Once inside gdb4hpc, you can start your program’s execution with the launch command:

dbg all> launch $my_prog{128} ./prog

In this example, a job called my_prog will be launched to run the executable file prog over 128 cores on a compute node. If you run squeue in another terminal you will be able to see it running. Inside gdb4hpc you may then step through the code’s execution, continue to breakpoints that you set with break, print the values of variables at these points, and perform a backtrace on the stack if the program crashes. Debugging jobs will end when you exit gdb4hpc, or you can end them yourself by running, in this example, release $my_prog.

For more information on debugging parallel codes, see the documentation at ARCHER2 User and Best Practice Guide - Debugging.

Note

We will add more information on using the debugging tools once the ARCHER2 system is available.

Profiling tools

Profiling on ARCHER2 is provided through the Cray Performance Measurement and Analysis Tools (CrayPAT). This has a number of different components:

  • CrayPAT the full-featured program analysis tool set. CrayPAT consists of pat_build, the utility used to instrument programs, the CrayPat run time environment, which collects the specified performance data during program execution, and pat_report, the first-level data analysis tool, used to produce text reports or export data for more sophisticated analysis
  • CrayPAT-lite a simplified and easy-to-use version of CrayPAT that provides basic performance analysis information automatically, with a minimum of user interaction.
  • Reveal the next-generation integrated performance analysis and code optimization tool, which enables the user to correlate performance data captured during program execution directly to the original source, and identify opportunities for further optimization.
  • Cray PAPI components, which are support packages for those who want to access performance counters.
  • Cray Apprentice2 the second-level data analysis tool, used to visualize, manipulate, explore, and compare sets of program performance data in a GUI environment.

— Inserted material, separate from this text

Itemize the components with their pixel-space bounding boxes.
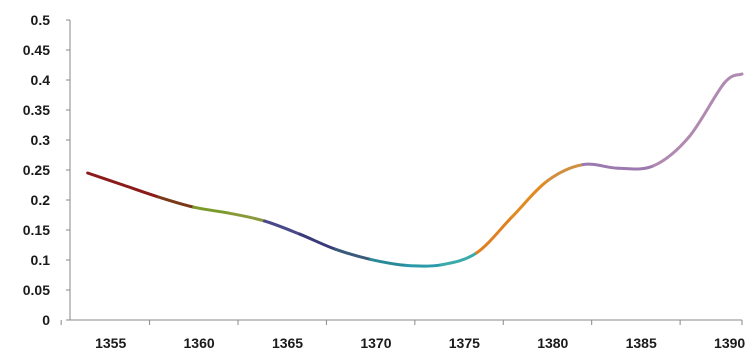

The above tools are made available for use by firstly loading the perftools-base module followed by either perftools (for CrayPAT, Reveal and Apprentice2) or one of the perftools-lite modules.

The simplest way to get started profiling your code is with CrayPAT-lite. For example, to sample a run of a code you would load the perftools-base and perftools-lite modules, and then compile (you will receive a message that the executable is being instrumented). Performing a batch run as usual with this executable will produce a directory such as my_prog+74653-2s which can be passed to pat_report to view the results. In this example,

pat_report -O calltree+src my_prog+74653-2s

will produce a report containing the call tree. You can view available report keywords to be provided to the -O option by running pat_report -O -h. The available perftools-lite modules are:

  • perftools-lite, instrumenting a basic sampling experiment.
  • perftools-lite-events, instrumenting a tracing experiment.
  • perftools-lite-gpu, instrumenting OpenACC and OpenMP 4 use of GPUs.
  • perftools-lite-hbm, instrumenting for memory bandwidth usage.
  • perftools-lite-loops, instrumenting a loop work estimate experiment.

For more information on profiling parallel codes, see the documentation at ARCHER2 User and Best Practice Guide - Profiling.

Note

We will add more information on using the profiling tools once the ARCHER2 system is available.